Qui croit vraiment qu’une société sans risque est possible ? [Courrier international d’après AD-Rotterdam, Juillet 2021]

Cette semaine, Irene van den Berg, une journaliste néerlandaise, se demande après plus d’un an de pandémie, quel est le prix de la prudence : à trop vouloir se prémunir des dangers, ne risque-t-on pas parfois de passer à côté de ce qui fait l’intérêt de l’existence ?

Il fait grand vent. Dans le jardin, les branches du poirier se balancent violemment, les chaises sont tombées. Debout à la fenêtre, ma fille observe ce qui se passe dehors. “Je pourrai aller à l’école demain ?” demande-t-elle. “Évidemment”, fais-je, étonnée. Mais, pour elle, ce n’est pas si évident : “Parce que la dernière fois qu’il y a eu du mauvais temps, nous avons dû rester à la maison.”

C’est vrai, quand il a neigé, en début d’année, l’école a trouvé dangereux d’envoyer les enfants dehors. Et ce après des mois de fermeture des établissements scolaires à cause du Covid.

Nous élevons une génération d’enfants en sucre, me dis-je. Bientôt, nos gamins n’auront le droit de sortir que lorsqu’il fera 20 degrés et qu’il n’y aura pas un souffle de vent.

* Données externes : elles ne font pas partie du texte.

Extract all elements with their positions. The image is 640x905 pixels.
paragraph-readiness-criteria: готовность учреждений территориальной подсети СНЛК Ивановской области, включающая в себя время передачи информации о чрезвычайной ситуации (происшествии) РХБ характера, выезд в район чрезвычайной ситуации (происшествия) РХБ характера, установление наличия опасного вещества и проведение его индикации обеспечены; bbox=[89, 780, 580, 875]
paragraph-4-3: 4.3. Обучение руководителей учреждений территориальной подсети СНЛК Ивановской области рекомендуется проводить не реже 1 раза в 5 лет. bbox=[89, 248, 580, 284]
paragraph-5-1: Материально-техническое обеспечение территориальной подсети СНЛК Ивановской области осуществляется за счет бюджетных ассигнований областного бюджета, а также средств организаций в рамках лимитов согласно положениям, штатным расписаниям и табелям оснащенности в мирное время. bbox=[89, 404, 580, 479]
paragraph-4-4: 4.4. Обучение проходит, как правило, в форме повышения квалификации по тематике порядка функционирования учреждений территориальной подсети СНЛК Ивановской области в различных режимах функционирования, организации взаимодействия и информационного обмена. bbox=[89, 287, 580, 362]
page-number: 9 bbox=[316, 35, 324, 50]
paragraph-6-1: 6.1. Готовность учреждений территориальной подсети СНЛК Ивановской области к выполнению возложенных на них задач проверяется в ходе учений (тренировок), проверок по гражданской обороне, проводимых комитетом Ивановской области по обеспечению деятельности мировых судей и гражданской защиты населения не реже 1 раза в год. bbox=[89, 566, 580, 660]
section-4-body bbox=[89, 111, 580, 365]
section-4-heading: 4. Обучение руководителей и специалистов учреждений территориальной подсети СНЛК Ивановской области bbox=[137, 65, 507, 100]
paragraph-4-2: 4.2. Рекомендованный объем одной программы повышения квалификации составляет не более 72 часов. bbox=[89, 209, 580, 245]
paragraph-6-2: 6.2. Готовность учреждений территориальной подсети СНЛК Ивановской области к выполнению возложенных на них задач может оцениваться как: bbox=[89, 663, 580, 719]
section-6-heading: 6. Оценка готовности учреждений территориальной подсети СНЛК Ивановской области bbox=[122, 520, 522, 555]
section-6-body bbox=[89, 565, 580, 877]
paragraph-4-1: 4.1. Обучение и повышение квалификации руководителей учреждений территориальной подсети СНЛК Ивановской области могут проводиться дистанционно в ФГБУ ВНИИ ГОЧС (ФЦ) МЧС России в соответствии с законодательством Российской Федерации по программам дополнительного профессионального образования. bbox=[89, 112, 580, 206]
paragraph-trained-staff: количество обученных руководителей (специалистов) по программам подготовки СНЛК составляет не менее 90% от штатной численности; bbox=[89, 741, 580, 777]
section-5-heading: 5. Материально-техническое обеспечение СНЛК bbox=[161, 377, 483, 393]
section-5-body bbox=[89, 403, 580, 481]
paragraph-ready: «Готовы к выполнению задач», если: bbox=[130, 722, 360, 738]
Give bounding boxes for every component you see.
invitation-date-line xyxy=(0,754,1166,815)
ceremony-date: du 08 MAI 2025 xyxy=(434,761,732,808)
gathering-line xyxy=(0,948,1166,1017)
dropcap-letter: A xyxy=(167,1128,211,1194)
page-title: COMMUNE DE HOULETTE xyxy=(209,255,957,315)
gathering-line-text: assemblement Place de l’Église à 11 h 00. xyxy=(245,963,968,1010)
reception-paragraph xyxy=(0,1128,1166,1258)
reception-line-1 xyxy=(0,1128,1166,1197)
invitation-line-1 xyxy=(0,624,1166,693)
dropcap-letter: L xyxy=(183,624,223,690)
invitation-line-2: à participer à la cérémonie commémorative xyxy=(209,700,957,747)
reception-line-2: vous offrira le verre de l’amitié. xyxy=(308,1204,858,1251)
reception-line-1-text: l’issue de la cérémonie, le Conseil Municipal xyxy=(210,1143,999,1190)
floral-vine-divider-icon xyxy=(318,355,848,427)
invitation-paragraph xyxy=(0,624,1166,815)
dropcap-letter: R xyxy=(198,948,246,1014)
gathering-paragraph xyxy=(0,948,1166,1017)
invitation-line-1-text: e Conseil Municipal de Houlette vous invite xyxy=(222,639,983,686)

La sécurité avant tout. L’an dernier, ces mots étaient sur toutes les bouches : des politiques aux virologues, des directeurs d’école aux professionnels de santé. Mais une société où la sécurité passe avant tout est-elle vivable ? Même en l’absence de neige ou de coronavirus, personne ne peut me garantir que ma fille est à 100 % en sécurité lorsqu’elle va à l’école. Une mauvaise chute d’un portique, un automobiliste qui la voit trop tard, un morceau de fruit coincé dans sa trachée : si je veux protéger ma fille de tout, elle ne sortira plus de la maison.

Le prix fort

“La vie, on en meurt”, chantait déjà [l’artiste néerlandais] Robert Long. Dès que nous sortons de notre lit, nous nous exposons à des dangers. Heureusement, nous n’y pensons pas toute la journée. Jusqu’à ce que quelque chose tourne mal et nous rappelle l’existence d’un danger. Nous avons alors tendance à être obnubilés par ce danger particulier. À chaque catastrophe, le réflexe des autorités est de fixer de nouvelles règles : quand, à Berlin, en 2016, un terroriste a foncé avec son véhicule dans la foule d’un marché de Noël, aussitôt, dans toute l’Europe, les marchés et autres manifestions ont été protégés par des blocs de béton – et ces dispositifs de protection ont mis du temps à disparaître.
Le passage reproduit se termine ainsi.